Mr. Wrezinski later learned on the internet that the foreign gifts gave rise to Form 3520 filing requirements. He contacted a tax attorney who advised him to file the Forms 3520 under the IRS’s disclosure procedures. Under these procedures, Mr. Wrezenski provided the IRS with a reasonable cause statement explaining why he filed the Forms 3520 late.
Almost a year later, the IRS notified Mr. Wrezenski that it had assessed over $200,000 of civil penalties against him for the late-filed Forms 3520. During the administrative appeals process, the IRS agreed to an 80% concession of the civil penalties. Mr. Wrezinski full paid the remaining 20% penalty amount and filed a refund suit.
Prior to filing an Answer in that federal court case, the Department of Justice conceded that Mr. Wrezinski should not be liable for the remaining 20% Form 3520 penalty.
The Ueland Case.2
The Uelands, husband and wife, were United States citizens who lived in Australia. They participated in an Australian superannuation retirement fund. Based on advice they received from their tax professional, the Uelands conservatively opted to treat the Australian superannuation fund as a foreign grantor trust. Accordingly, they filed Forms 3520 and 3520-A with the IRS.
The IRS initially took issue with both the Form 3520 and 3520-A filings. In a letter to their tax professional, the IRS alleged that the Form 3520 was incomplete and threatened to impose penalties with respect to that filing. The tax professional responded to the IRS correspondence and did not hear anything from the IRS for nearly two years.
The IRS later imposed a “miscellaneous penalty” in the amount of approximately $100,000, but only against Mr. Ueland. The IRS never issued a CP15 or other penalty notice to the Uelands related to the penalty assessment. Rather, the IRS levied an overpayment from the Uelands’ 2019 tax year and applied it against the penalty assessment.
The Uelands could not get clear answers from the IRS regarding the penalty assessment. Their counsel therefore filed a Freedom of Information (FOIA) request and determined that the IRS had imposed the penalty for failure to timely file a Form 3520-A. The Uelands attempted to fight the penalty assessment through the appeals administrative process, but were denied the right to an appeal. Accordingly, they filed a complaint with the United States Court of Federal Claims.

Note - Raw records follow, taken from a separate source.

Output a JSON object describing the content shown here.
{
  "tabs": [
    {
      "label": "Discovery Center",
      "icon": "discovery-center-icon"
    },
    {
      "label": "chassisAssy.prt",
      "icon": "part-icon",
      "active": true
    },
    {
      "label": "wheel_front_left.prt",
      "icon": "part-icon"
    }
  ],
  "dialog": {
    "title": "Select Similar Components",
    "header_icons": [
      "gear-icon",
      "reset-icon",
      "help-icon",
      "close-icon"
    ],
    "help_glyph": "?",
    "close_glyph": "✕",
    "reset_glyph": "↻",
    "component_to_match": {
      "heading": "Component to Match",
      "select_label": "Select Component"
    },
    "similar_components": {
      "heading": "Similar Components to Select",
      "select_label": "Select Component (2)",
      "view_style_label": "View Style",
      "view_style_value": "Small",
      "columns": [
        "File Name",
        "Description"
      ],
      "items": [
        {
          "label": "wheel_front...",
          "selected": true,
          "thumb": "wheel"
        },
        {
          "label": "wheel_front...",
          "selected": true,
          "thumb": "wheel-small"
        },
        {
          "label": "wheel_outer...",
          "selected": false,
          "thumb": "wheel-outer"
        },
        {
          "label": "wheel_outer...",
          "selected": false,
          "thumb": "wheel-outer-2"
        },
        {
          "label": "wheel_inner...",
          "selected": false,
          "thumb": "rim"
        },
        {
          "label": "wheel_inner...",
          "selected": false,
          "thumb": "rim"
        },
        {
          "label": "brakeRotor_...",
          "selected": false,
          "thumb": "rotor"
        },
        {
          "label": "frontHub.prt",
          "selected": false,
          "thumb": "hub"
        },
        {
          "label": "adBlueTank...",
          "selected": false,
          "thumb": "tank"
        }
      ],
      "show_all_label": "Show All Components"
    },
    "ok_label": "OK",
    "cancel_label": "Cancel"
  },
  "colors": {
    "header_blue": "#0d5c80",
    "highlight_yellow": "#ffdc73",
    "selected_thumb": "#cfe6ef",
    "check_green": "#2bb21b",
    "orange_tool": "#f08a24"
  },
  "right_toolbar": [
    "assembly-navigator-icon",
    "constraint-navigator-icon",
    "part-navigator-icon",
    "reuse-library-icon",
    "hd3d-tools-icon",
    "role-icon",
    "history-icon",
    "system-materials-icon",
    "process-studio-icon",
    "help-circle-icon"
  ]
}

In their complaint, the Uelands made numerous arguments. First, they contended that the Form 3520-A was timely filed. Second, they contended that the IRS had failed to follow proper administrative procedures, including issuing a notice and demand and complying with section 6751(b) of the Code.
On September 20, 2023, the parties filed a joint status report with the court indicating that they had settled in favor of the Uelands. The status report indicated that the government had conceded the penalty assessment in full and that the parties were waiting for the IRS to issue a refund.
Conclusion.
The IRS automatic assessment of civil penalties for Forms 3520 and Form 3520-A is truly unfortunate given the litigation costs to challenge those assessments. Taxpayers with Forms 3520 and 3520-A civil penalty matters should therefore be mindful that they may need to exercise their statutorily-provided litigation rights to obtain a full and fair resolution of Form 3520 and Form 3520-A civil penalty matters.